Poor adults in Britain today are in worse health than those born in 1920, according to a study which warns of widening inequalities and a looming crisis for the NHS.
Research carried out at University College London compared the health in adulthood of 16 birth cohorts, ranging from those born between 1920-1922 up to those born between 1968-1970. It found a wider gap between rich and poor among later generations despite the arrival of free healthcare. Lifestyle factors such as higher smoking rates among poorer people born later in the century, alongside a decline in social housing provision, were also blamed.

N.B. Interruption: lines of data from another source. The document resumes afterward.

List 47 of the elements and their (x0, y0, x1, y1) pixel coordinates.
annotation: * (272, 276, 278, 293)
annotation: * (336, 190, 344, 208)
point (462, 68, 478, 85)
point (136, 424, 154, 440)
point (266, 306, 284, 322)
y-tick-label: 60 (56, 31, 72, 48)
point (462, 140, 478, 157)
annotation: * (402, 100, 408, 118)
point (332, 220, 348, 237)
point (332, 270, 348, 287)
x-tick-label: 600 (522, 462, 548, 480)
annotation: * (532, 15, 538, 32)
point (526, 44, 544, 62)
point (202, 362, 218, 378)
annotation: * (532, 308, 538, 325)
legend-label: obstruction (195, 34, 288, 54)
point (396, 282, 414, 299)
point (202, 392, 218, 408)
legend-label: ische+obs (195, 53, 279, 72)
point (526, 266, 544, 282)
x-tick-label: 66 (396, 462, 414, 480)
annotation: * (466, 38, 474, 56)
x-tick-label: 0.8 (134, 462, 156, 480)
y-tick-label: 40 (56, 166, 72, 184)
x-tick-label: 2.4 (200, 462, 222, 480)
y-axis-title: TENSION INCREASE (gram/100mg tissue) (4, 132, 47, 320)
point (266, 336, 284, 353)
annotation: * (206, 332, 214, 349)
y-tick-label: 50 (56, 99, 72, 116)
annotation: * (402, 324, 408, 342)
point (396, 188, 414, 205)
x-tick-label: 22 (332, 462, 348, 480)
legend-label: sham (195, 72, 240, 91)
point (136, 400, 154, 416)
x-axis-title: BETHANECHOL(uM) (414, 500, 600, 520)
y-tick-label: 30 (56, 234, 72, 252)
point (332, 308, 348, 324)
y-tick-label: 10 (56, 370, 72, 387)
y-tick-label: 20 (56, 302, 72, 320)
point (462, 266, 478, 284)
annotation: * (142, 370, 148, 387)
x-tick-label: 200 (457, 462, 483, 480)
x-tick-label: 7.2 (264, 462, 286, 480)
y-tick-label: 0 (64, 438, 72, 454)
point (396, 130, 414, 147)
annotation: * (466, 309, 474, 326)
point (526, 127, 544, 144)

Dr Stephen Jivraj, who led the study, said it was also likely that the difference was down to working-class Brits who were born in 1920 having benefitted from their working lives coinciding with an era of high employment in traditional industrial occupations compared to later generations entering the workforce in the 1980s. He added that the growth in health inequalities also runs parallel to rising income inequality in Britain during the 20th century.
Dr Jivraj, an associate professor in UCL's department of public health and epidemiology, said: "If you look at the period and what happened to people during their working lives for people born in these cohorts, income inequality is one of the major things that has changed over the period.
"It is much greater for these people born in the later 20th century than for those in the earlier part of the century. That has really driven poorer health among the poorest in society for many reasons including support for public services. I think it's tied to de-industrialisation - people who would have been the poorest in society who were born in the 1920s would generally have found it easier to find good quality work than they would have done if they had been born in the late 1960s. They are two things that I can't directly attribute to this difference in rich and poor, but they certainly tally.
So on the one hand, you have something that doesn't seem to tally - why hasn't the creation of the NHS meant narrowing of health inequalities because it means free healthcare for everybody? But there's a lot of other factors at play that increase inequalities in health."
Prof Jivraj found evidence of deteriorating health in the poorest third of the population, while wealthiest third had improved. One in four (26%) men born in 1920-22 who were living in the poorest third of British households when they responded to the survey as adults said they had a life-limiting illness. That compared to 16% in the richest households.
For men born in 1968-70, more than a third (35%) of those living in the poorest households reported a life-limiting illness compared with only around one in 10 (11%) of those living in the richest households.
For women, in the poorest third, 23% of those born between 1920-22 reported a life-limiting illness as adults compared to 32% of those born between 1968-1970.
For women in the richest third, however, there was little change in adulthood illness - from 13% to 12% - for those born in the early '20s compared to those born at the end of 1960s.
The paper states: "There is a suggestion that increased income inequality is responsible for increases in poor health in Britain in the latter quarter of of the 20th Century. This could be due to the increased marginalisation of the poorest in society who have not shared equally in postwar economic growth."
"Other factors strongly related to income might explain differences in the health of people born after 1945 compared with those born before, including smoking which has increased in the poorest in society, and housing tenure, which has become increasingly polarised by social class and likely to become even more so in future through housing inheritance."
The findings come amid concern over impact of austerity on life expectancy in the UK, which has stalled and even fallen in some parts of Scotland for the first time in decades. However, Prof Jivraj said the research comparing health outcomes for those born in 1920 to those born in 1970 points to a longer term decline in health for the poorest Brits.
"It would appear that we were looking after people better in those generations than we are today," he said. "I think poorer people in society today are getting a much rawer deal that in the past in terms of housing provision, social security payments - I think things are tighter for those people than they were in the past."
He said: "What this is saying is that someone who was born in 1970, who is in the poorest section of society now, the probability of them being ill at a given age is greater compared to previous generations. The consequence of that is greater demands placed on health and social care in the future, at earlier ages, which is really problematic for health ans social care sectors across the UK. We already have an ageing population, which means more older people as a share of the overall population, who will require health and social care. But if poorer people are also getting ill earlier in life - people who won't have private health cover, or resources to pay for it themselves - it makes an even more pressing case for us to tackle this."